My first adventure was going to school where no-one spoke Urdu and ate food with no spices in it – I still can’t face the thought of mince and tatties! As my parents grew more comfortable with their surroundings, I was allowed to walk to school and buy an apple from the greengrocer on the way. I’m sure that is where my love of shopping came from. This wasn’t just your regular greengrocer who only sold fruit, vegetables and, very occasionally, flowers. This was a special greengrocer. It also sold delicious homemade cakes. My eyes always went to the gingerbread cake but, as a good obedient Pakistani girl, I did as I was instructed and only bought an apple. One day when I was in with my mum, the shopkeeper praised me and said how good I was to buy an apple every day. My mum patted me on the head and agreed with him, but inside I was dying. If only they knew that I really wanted a gingerbread cake. To this day I still love a gingerbread cake with icing on it.
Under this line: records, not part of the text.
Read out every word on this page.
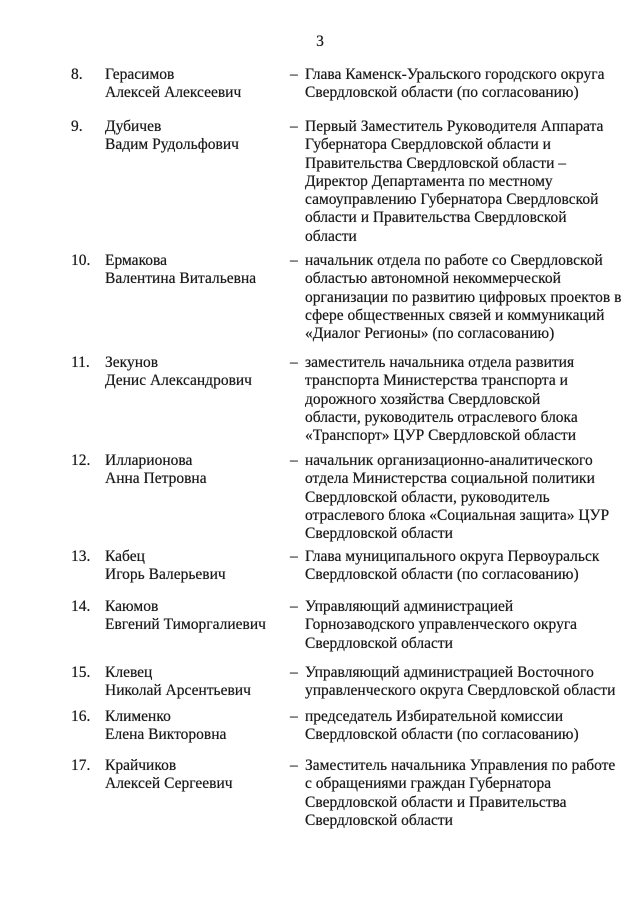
3
8.	Герасимов
Алексей Алексеевич
– Глава Каменск-Уральского городского округа
Свердловской области (по согласованию)
9.	Дубичев
Вадим Рудольфович
– Первый Заместитель Руководителя Аппарата
Губернатора Свердловской области и
Правительства Свердловской области –
Директор Департамента по местному
самоуправлению Губернатора Свердловской
области и Правительства Свердловской
области
10. Ермакова
Валентина Витальевна
– начальник отдела по работе со Свердловской
областью автономной некоммерческой
организации по развитию цифровых проектов в
сфере общественных связей и коммуникаций
«Диалог Регионы» (по согласованию)
11. Зекунов
Денис Александрович
– заместитель начальника отдела развития
транспорта Министерства транспорта и
дорожного хозяйства Свердловской
области, руководитель отраслевого блока
«Транспорт» ЦУР Свердловской области
12. Илларионова
Анна Петровна
– начальник организационно-аналитического
отдела Министерства социальной политики
Свердловской области, руководитель
отраслевого блока «Социальная защита» ЦУР
Свердловской области
13. Кабец
Игорь Валерьевич
– Глава муниципального округа Первоуральск
Свердловской области (по согласованию)
14. Каюмов
Евгений Тиморгалиевич
– Управляющий администрацией
Горнозаводского управленческого округа
Свердловской области
15. Клевец
Николай Арсентьевич
– Управляющий администрацией Восточного
управленческого округа Свердловской области
16. Клименко
Елена Викторовна
– председатель Избирательной комиссии
Свердловской области (по согласованию)
17. Крайчиков
Алексей Сергеевич
– Заместитель начальника Управления по работе
с обращениями граждан Губернатора
Свердловской области и Правительства
Свердловской области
I remember at school reading Ladybird Janet and John books, names I struggled with as they seemed foreign to me. They were not the Ashraf’s or Amina’s that I was used to. The teacher, who took my struggle to read in English as a sign that I stuttered, referred me to the speech and language therapist. I remember going there with my mum and doing these silly exercises. Looking back, I never had a stutter but found it difficult to read and speak a language that I only ever heard at school (no TV for us in those days). It was only in my adult life, when I had children that I realised, I never had a stutter but that I was struggling to learn two languages.
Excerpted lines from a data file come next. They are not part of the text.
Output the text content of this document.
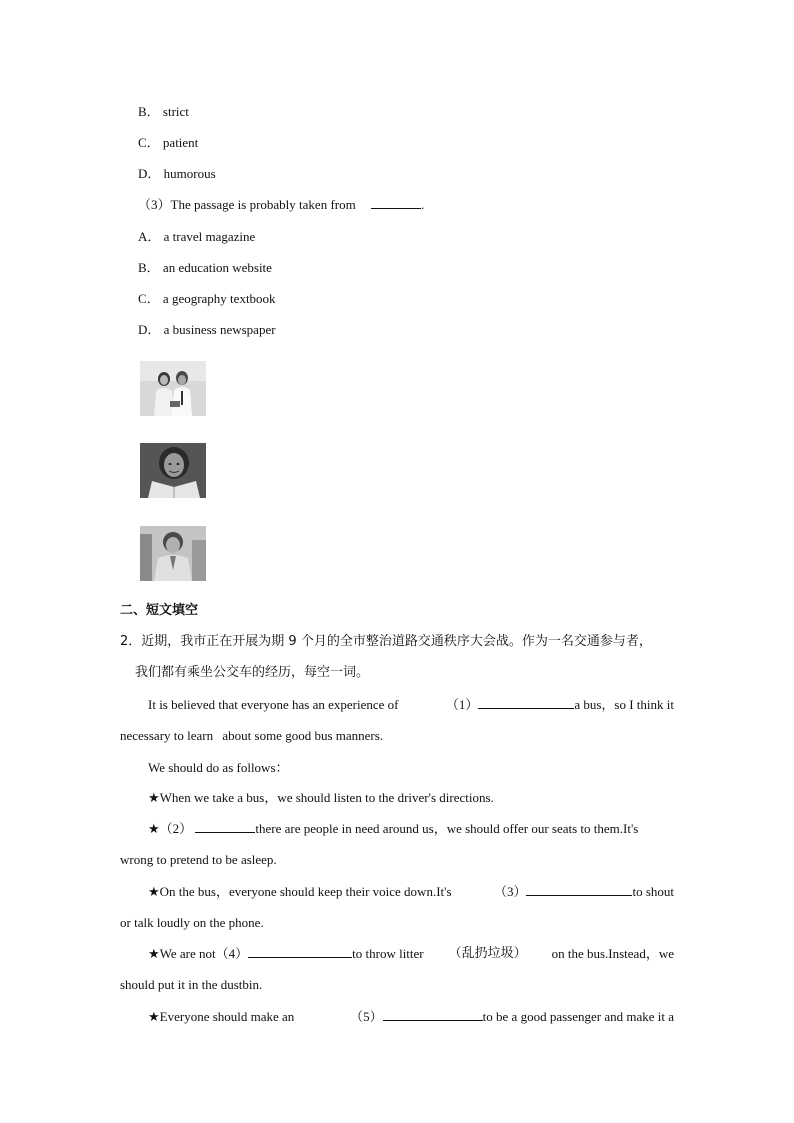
B． strict
C． patient
D． humorous
（3）The passage is probably taken from	.
A． a travel magazine
B． an education website
C． a geography textbook
D． a business newspaper
二、短文填空
2．近期，我市正在开展为期 9 个月的全市整治道路交通秩序大会战。作为一名交通参与者，
我们都有乘坐公交车的经历，每空一词。
It is believed that everyone has an experience of	（1）	a bus，so I think it
necessary to learn about some good bus manners.
We should do as follows：
★When we take a bus，we should listen to the driver's directions.
★（2）	there are people in need around us，we should offer our seats to them.It's
wrong to pretend to be asleep.
★On the bus，everyone should keep their voice down.It's	（3）	to shout
or talk loudly on the phone.
★We are not（4）	to throw litter （乱扔垃圾） on the bus.Instead，we
should put it in the dustbin.
★Everyone should make an	（5）	to be a good passenger and make it a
Those who know me will be surprised that I speak of a stutter as they know I can talk for Scotland. My brother, who was also born in Pakistan, was also sent to speech and language therapy, but my sister, who is our Glaswegian, was not.
After initially living in Govan, we moved onto Pollokshields. A new school, a new teacher: a new adventure. Meeting new friends, meeting new religions was a new adventure. I went from living in a protestant area in Govan, to an area, at the time, where the Irish were the minority. We had a chapel round our block and families with six children living in a two-bedroom flat. I learned the tradition of a "scramble" at a wedding. The children gathered outside the wedding car waiting for the groom to throw out a whole load of money, that we as children could scramble and fight for. I remember a boy we were all scared of, Steven Armstrong. If I saw him in the street I would cross the road and hide behind cars to avoid meeting him. I wonder what he is doing now and if I would be brave enough to meet him face to face?
Those adventures I dreamt about were really only in my mind.
I might have wanted to be part of the Secret Seven but really the only place I ever wanted to be was home.